For instance, you might send your new subscribers a standard welcome series campaign designed to find out more about their interests. You’ll probably want to change up the email content they receive once you get a better idea of what they want to know more about. The subscriber might click a trigger link in an email because they’re more interested in socks than scarves. Goals make that easy to do.
Here is a simple goal example:
Let’s say the subscriber is currently subscribed to our Flash Sale Campaign, and still have a few more emails to receive before it's completed. If at any point, the subscriber achieves the “Order created” goal below it, they will get removed from the campaign and will stop receiving any further emails. Then, the subscriber will then continue down the workflow at the goal they just triggered.
You can use multiple goals in a single workflow. When setting up multiple goals, it is recommended that you configure them in the order they’ll most likely get achieved.
For example, in Drip’s own onboarding workflow, there is a goal for when someone starts a trial and another for when someone becomes a customer. Since it’s more common for someone to go through a trial before becoming a customer, the goals are set up in that order.
Notice how the “Started a trial” goal if further up the workflow than the “Became a customer” goal.
Although this is the most likely order, a goal is not dependent on other goals above it. Therefore, it is possible for subscribers to skip over entire sections of a workflow if a goal further downstream is achieved. So, if a someone opts-out of the trial phase and becomes a customer right away, they will skip over the trial goal and get pulled straight to the customer goal.
If a subscriber skips over a goal, there is no way for them to move backward through the workflow to achieve goals they have skipped over. This is another reason why it’s recommended to set your goals in the order they’ll most likely be achieved.
To set up a goal in your workflow, click the “+” icon wherever you would like to insert your goal.
When the modal appears, select the “Goal” option.
Then, select the trigger you’d like to use to fulfill the goal.
You’ll notice that Drip has many native triggers already built in. Many of Drips 3rd-party integrations all send events that can be used as the goal’s trigger. This makes it easy to record events.
Goals as entry points
A goal can be an entry point into a workflow. If you check the “Use this trigger as an entry point” setting in the trigger editor, subscribers will enter the workflow if they achieve that goal outside of the workflow.

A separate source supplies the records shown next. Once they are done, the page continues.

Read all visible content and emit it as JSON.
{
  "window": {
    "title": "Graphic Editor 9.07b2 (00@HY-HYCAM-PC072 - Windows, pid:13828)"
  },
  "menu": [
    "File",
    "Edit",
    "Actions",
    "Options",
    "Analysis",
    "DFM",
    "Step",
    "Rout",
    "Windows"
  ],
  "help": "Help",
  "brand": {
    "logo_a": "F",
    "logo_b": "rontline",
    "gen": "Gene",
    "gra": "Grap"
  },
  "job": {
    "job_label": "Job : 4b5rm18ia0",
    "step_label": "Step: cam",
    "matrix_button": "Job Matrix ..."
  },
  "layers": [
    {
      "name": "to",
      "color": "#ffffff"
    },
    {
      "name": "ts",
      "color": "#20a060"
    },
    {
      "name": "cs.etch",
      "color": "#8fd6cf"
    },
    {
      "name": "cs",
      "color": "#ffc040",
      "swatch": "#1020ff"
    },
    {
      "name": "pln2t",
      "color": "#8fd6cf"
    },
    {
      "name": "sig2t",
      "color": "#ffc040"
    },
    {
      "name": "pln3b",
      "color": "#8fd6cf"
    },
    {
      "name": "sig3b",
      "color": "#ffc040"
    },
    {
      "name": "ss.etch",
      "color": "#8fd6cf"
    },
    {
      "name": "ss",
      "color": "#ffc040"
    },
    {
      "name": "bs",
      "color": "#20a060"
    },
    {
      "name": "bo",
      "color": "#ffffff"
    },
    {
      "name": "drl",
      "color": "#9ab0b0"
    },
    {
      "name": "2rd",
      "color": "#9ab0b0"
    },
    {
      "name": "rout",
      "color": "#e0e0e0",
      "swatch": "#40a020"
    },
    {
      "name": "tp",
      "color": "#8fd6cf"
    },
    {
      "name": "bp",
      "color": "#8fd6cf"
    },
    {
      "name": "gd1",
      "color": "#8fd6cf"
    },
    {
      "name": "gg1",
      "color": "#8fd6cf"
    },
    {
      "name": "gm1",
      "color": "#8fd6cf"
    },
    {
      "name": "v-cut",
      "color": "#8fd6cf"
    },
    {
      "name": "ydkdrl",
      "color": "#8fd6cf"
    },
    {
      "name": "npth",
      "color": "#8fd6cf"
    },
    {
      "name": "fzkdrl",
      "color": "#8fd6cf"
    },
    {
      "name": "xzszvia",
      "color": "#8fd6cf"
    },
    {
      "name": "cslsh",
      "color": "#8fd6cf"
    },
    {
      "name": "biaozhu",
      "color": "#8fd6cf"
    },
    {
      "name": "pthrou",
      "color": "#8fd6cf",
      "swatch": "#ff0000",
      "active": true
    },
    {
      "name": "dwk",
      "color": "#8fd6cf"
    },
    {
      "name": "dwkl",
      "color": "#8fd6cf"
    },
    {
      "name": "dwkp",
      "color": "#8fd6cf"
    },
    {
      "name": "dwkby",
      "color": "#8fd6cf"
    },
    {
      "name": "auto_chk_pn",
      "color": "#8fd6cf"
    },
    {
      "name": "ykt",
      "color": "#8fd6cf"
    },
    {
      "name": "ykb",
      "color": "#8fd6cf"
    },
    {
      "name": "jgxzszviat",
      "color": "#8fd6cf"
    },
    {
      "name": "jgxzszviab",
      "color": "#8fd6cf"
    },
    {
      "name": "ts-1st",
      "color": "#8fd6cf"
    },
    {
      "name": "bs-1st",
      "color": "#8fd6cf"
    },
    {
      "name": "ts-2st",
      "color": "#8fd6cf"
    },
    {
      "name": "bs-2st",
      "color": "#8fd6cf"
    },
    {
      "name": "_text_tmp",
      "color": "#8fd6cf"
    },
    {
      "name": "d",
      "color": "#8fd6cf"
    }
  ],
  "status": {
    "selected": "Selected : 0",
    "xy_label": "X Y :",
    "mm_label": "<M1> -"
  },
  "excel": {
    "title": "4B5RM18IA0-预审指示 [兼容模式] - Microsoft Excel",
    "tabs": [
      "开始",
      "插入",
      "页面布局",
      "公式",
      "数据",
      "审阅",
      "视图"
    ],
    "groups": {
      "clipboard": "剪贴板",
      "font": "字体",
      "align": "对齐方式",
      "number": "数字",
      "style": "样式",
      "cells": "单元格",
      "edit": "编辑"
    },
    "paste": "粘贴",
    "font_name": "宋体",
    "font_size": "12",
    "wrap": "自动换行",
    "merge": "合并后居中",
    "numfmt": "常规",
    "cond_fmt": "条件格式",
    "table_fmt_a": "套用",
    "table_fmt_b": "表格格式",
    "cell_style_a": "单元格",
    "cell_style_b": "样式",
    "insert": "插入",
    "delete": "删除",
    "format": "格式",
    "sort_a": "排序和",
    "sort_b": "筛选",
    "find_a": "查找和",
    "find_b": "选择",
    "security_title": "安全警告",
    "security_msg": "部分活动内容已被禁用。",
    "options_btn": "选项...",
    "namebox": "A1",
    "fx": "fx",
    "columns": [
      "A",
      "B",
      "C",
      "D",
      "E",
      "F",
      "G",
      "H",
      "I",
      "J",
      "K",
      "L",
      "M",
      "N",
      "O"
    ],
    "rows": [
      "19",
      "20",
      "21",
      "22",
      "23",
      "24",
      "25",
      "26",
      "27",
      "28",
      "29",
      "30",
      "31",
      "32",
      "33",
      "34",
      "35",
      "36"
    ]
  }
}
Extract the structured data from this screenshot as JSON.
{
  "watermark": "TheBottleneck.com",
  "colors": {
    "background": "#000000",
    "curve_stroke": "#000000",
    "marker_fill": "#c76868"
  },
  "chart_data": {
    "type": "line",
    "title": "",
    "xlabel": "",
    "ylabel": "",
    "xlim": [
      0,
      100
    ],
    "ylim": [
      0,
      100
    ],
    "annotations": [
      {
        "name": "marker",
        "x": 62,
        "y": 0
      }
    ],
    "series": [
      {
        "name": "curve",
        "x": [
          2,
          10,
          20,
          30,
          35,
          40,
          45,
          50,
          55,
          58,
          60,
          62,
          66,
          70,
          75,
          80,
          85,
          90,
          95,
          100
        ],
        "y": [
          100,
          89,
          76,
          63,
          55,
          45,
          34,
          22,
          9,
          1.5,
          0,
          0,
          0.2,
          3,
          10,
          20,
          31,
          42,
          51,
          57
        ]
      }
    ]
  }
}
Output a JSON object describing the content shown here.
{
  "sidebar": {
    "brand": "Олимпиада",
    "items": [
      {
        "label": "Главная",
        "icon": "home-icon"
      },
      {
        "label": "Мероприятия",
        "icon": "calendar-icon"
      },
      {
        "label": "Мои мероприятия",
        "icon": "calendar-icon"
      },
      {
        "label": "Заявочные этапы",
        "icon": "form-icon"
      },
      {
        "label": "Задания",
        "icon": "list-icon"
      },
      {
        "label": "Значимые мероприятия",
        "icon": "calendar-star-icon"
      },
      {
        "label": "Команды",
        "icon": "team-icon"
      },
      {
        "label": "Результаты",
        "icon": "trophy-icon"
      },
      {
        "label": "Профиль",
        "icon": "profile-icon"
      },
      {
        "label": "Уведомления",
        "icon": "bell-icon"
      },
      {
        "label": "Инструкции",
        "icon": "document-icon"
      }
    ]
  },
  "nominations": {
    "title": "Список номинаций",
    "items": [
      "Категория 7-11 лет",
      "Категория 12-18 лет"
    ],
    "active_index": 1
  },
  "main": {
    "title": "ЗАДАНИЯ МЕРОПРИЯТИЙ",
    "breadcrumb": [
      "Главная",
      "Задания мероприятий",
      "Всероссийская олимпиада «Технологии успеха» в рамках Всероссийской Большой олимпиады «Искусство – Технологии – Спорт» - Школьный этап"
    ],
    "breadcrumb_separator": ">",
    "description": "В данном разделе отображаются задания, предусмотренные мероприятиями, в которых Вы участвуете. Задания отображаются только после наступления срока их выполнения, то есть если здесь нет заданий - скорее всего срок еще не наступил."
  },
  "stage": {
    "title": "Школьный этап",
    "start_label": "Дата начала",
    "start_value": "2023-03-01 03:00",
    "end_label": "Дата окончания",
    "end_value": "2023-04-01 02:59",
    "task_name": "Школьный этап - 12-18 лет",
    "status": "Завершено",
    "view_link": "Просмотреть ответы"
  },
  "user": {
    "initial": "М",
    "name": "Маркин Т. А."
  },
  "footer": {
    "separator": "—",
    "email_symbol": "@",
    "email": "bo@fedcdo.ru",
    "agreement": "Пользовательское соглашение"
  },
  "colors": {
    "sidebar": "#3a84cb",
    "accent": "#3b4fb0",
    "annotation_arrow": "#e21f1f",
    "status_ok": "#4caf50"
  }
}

Goals can also be set up right beside each other.
When goals are set up in this way, their behavior can be thought of as “either this goal or that goal” will pull subscribers to that step in the workflow. So, in the case of the above screenshot, either clicking a trigger link or visiting a web page will pull the subscriber to that position in the workflow.
As you have learned, goals immediately pull subscribers out of any steps above it.
This is also true for your email campaigns.
If you are using campaigns to encourage your subscribers to achieve another goal below it, there’s a good chance that campaign will become irrelevant once they do so. In fact, you’ll probably want to change up the email content receive from that point forward or until they achieve another goal.
In some cases, though, you might want the subscriber to continue the email campaign even when a goal is achieved.
To do this, turn the "Continue sending emails even if a goal is achieved" to the on position:
Just like with email campaigns, goals immediately pull subscribers out any delay they might be paused in at the time of achieving the goal.
At first glance, it might not be as obvious how goals behave in forks.
Because a fork funnels subscribers down all its paths simultaneously, you are able to set goals at each branch. When you set goals in this way, remember that a single goal only removes a subscriber from any steps located directly above it, not parallel to it.
Let’s look at this example:
When the subscriber hits the fork, they will travel down both branches simultaneously and get subscribed to both email campaigns.
Also, take note of the exit at the bottom of the workflow. If the subscriber achieves only one of those goals, they will get removed from the campaign located directly above whichever goal is triggered. They will also immediately exit the workflow if there are no further steps on that side of the fork. However, they will stay subscribed to the campaign directly above the goal that went unfulfilled.
To prevent the subscriber from exiting after achieving only one of the goals, you can add delays and additional steps to keep the subscriber active in the workflow to give them more time to achieve the other goal(s).